College
The
makers of College obviously want to remind people of the
smart-but-naughty laughs of Superbad, but instead their film seems
more like American Pie Presents Beta House somehow got a theatrical
release.
College is an
hour and a half of puking, feces, barnyard animals, binge drinking, hazing,
oral sex, overflowing toilets, drugs and tits.
Not
that there’s anything wrong with that.
I
personally have no problem with College taking the low road to higher
learning. Variations of a lot of this stuff really happen, so why not
explore it on film? I just wish that College could have lived up to
the material.
Imagine taking all of the best parts of the college experience and then
doing so little with them.
The
movie takes the three types from Superbad – the cute-but-sensitive
virgin (Drake Bell from Nick’s Drake and Josh), the fat party animal
(Andrew Caldwell) and the four-eyed nerd (Kevin Covais – “Chicken Little”
from season five of American Idol) – and has them visit a college.
Add
in hot college girls who are stunningly tolerant of these jerky kids, a
bunch of frat assholes, enough beer to fill a river, dumb pranks, mud &
feces and lots of gratuitous nudity and you have a movie which is not so
much titillating as it is kind of depressing.
Oh, yeah, there is also a completely
mystifying cameo appearance by
Verne Troyer.
And Verne thought the sex tape was the worst thing that happened to him this
year...? Think again, Mini-Me.
There is a long history of teen sex comedies and many can be very good, but
College doesn’t bother with things like characterization and plot.

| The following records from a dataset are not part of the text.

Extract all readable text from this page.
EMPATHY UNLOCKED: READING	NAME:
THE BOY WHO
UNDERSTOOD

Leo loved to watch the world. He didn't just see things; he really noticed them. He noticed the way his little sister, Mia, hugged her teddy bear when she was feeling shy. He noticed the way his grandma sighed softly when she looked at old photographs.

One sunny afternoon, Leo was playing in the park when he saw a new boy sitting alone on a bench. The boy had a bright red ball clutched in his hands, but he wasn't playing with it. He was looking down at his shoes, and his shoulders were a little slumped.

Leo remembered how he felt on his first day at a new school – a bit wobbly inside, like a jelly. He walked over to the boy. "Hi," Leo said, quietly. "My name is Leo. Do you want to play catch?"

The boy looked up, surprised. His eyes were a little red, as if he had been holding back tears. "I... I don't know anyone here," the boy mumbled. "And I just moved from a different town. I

It’s just looking for the gross-outs.
Well, that’s not 100% true. Marooned in all the filth is actress Haley
Bennett (Music and Lyrics) who actually is able to create a nuanced,
sympathetic character as the nice, beautiful girl who befriends the cute
nerd. Their tentative love story seems
completely tacked on and out of
place here, but at the same time
it is the only real genuine human emotion allowed on screen in College.